Fragmento de la descripción:

Esta invención se refiere a un método de cribar una genoteca de expresión en fagos, para identificar o seleccionar uno o más de sus miembros que son parejas de unión candidatas para una o más entidades dianas, en donde dicha entidad diana es una molécula de la superficie celular o una molécula que se une a una fase sólida. La invención se refiere además a un método mejorado de separar las parejas de unión candidatas para dichas entidades dianas de otros miembros de la genoteca.

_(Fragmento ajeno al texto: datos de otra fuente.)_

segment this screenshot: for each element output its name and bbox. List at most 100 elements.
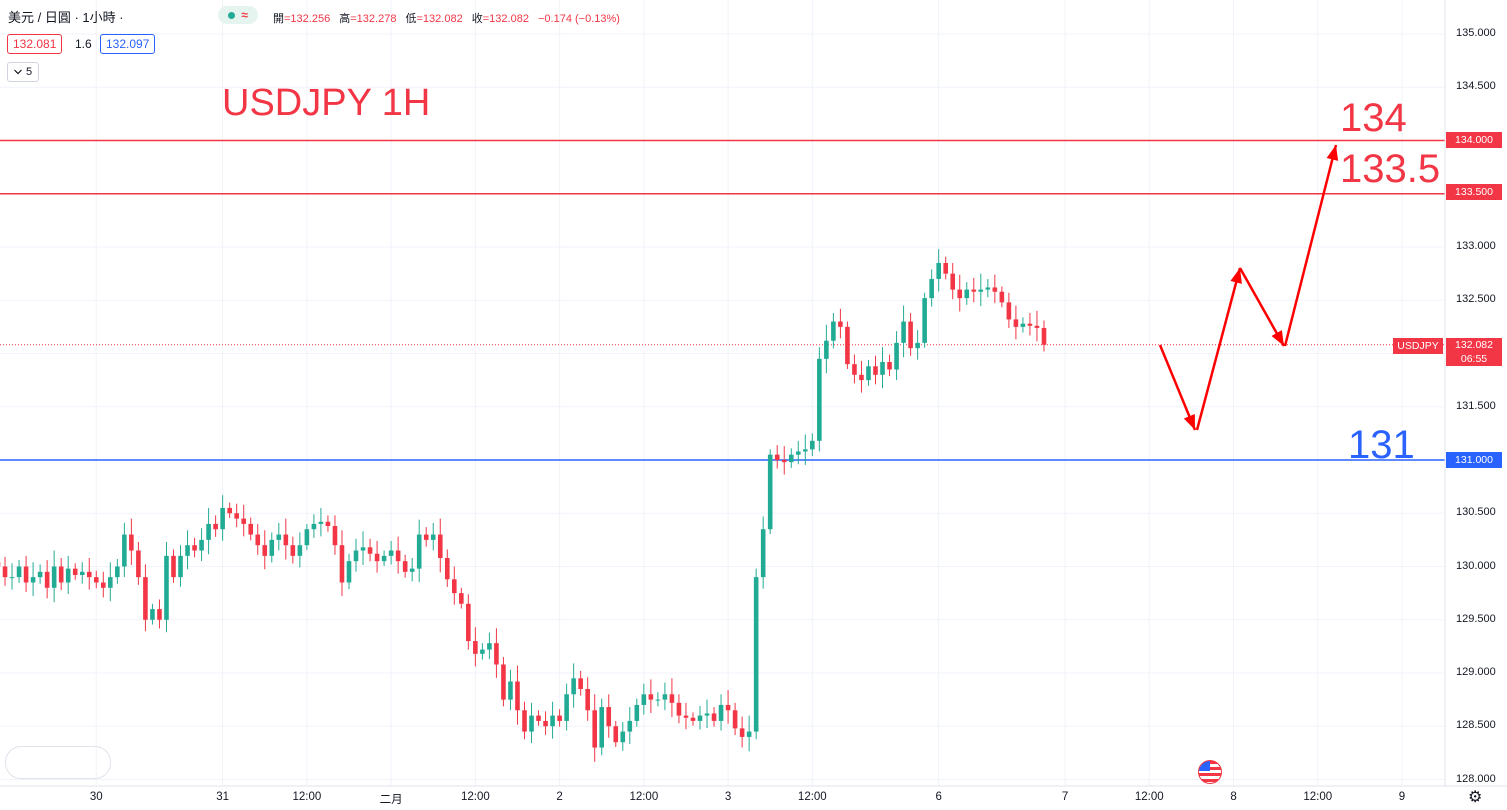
candle-body (9, 577, 15, 579)
candle-body (669, 694, 675, 703)
market-status-pill[interactable]: ≈ (218, 6, 258, 24)
candle-body (683, 715, 689, 718)
candle-body (1027, 323, 1033, 326)
candle-body (606, 707, 612, 727)
candle-body (550, 715, 555, 727)
candle-body (255, 534, 261, 546)
candle-body (332, 526, 338, 546)
time-tick-label: 6 (935, 791, 942, 803)
price-tick-label: 135.000 (1456, 27, 1496, 39)
candle-body (108, 577, 113, 588)
candle-body (72, 568, 78, 576)
candle-body (1013, 319, 1019, 327)
candle-body (1034, 325, 1040, 328)
candle-body (494, 643, 499, 665)
candle-body (838, 321, 843, 327)
indicators-toggle[interactable]: 5 (7, 62, 39, 82)
candle-body (508, 681, 513, 700)
candle-body (662, 694, 668, 700)
candle-body (1020, 323, 1026, 327)
candle-body (430, 534, 436, 540)
candle-body (774, 454, 780, 460)
candle-body (360, 547, 366, 551)
candle-body (339, 545, 345, 583)
price-tick-label: 129.500 (1456, 612, 1496, 625)
candle-body (304, 529, 310, 546)
candle-body (873, 366, 878, 375)
candle-body (781, 460, 787, 463)
candle-body (943, 262, 948, 274)
price-tick-label: 130.500 (1456, 506, 1496, 519)
candle-body (585, 688, 590, 711)
time-tick-label: 二月 (379, 794, 403, 806)
forecast-segment (1158, 344, 1197, 431)
candle-body (620, 731, 626, 743)
candle-body (374, 553, 380, 562)
price-tick-label: 133.000 (1456, 240, 1496, 252)
open-key: 開 (273, 13, 284, 25)
candle-body (936, 262, 941, 279)
candle-body (480, 649, 485, 654)
candle-body (388, 550, 394, 556)
candle-body (101, 582, 106, 588)
level-label-131: 131.000 (1446, 452, 1502, 468)
candle-body (655, 699, 661, 701)
candle-body (999, 291, 1005, 303)
annotation-133-5: 133.5 (1340, 147, 1441, 191)
candle-body (297, 545, 303, 556)
candle-body (964, 289, 970, 299)
candle-body (16, 566, 22, 578)
price-tick-label: 128.000 (1456, 772, 1496, 785)
candle-body (536, 715, 541, 721)
symbol-tag: USDJPY (1393, 338, 1443, 354)
candle-body (795, 451, 801, 455)
annotation-134: 134 (1340, 96, 1407, 140)
time-tick-label: 30 (89, 791, 103, 803)
candle-body (648, 694, 654, 700)
forecast-arrows (1158, 144, 1339, 431)
arrow-head (1271, 330, 1284, 346)
time-tick-label: 31 (216, 791, 230, 803)
time-tick-label: 7 (1061, 791, 1069, 803)
time-tick-label: 3 (724, 791, 732, 803)
buy-button[interactable]: 132.097 (100, 34, 156, 54)
gear-icon[interactable]: ⚙ (1468, 789, 1483, 806)
candle-body (276, 534, 282, 540)
chart-grid (0, 0, 1445, 786)
candle-body (93, 577, 99, 583)
candle-body (227, 507, 232, 514)
bar-countdown: 06:55 (1460, 353, 1488, 365)
candle-body (515, 681, 520, 711)
candle-body (641, 694, 647, 705)
candle-body (86, 571, 92, 578)
annotation-title: USDJPY 1H (222, 82, 431, 124)
symbol-title[interactable]: 美元 / 日圓 · 1小時 · (8, 10, 124, 25)
candle-body (473, 641, 478, 654)
candle-body (817, 358, 822, 441)
candle-body (459, 593, 464, 604)
candle-body (269, 539, 275, 556)
candle-body (1006, 302, 1012, 320)
candle-body (171, 555, 176, 578)
candle-body (51, 566, 57, 588)
time-tick-label: 12:00 (460, 791, 490, 803)
sell-button[interactable]: 132.081 (7, 34, 63, 54)
candle-body (346, 561, 352, 583)
candle-body (367, 547, 373, 554)
low-key: 低 (405, 13, 417, 25)
navigation-box[interactable] (5, 746, 111, 779)
us-flag-icon[interactable] (1198, 760, 1222, 784)
candle-body (381, 555, 387, 562)
candle-body (718, 704, 724, 721)
candle-body (437, 534, 443, 558)
candle-body (501, 664, 506, 700)
close-value: =132.082 (482, 13, 529, 25)
candle-body (908, 321, 913, 349)
time-tick-label: 12:00 (797, 791, 827, 803)
candle-body (901, 321, 906, 343)
candle-body (248, 523, 254, 535)
candle-body (234, 513, 239, 519)
time-tick-label: 12:00 (1303, 791, 1333, 803)
candle-body (767, 454, 773, 530)
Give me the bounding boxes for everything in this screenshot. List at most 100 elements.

La tecnología de expresión de anticuerpos en fagos ha demostrado ser una técnica muy adecuada para el cribado y la selección de anticuerpos para antígenos dianas definidos (para una revisión véase Hoogenboom et al., 1998, Immotechnol., 4:1-20). La mayoría de las estrategias se han basado en la disponibilidad de antígenos purificados y/o recombinantes, que han sido cribados después de la inmovilización sobre un soporte sólido.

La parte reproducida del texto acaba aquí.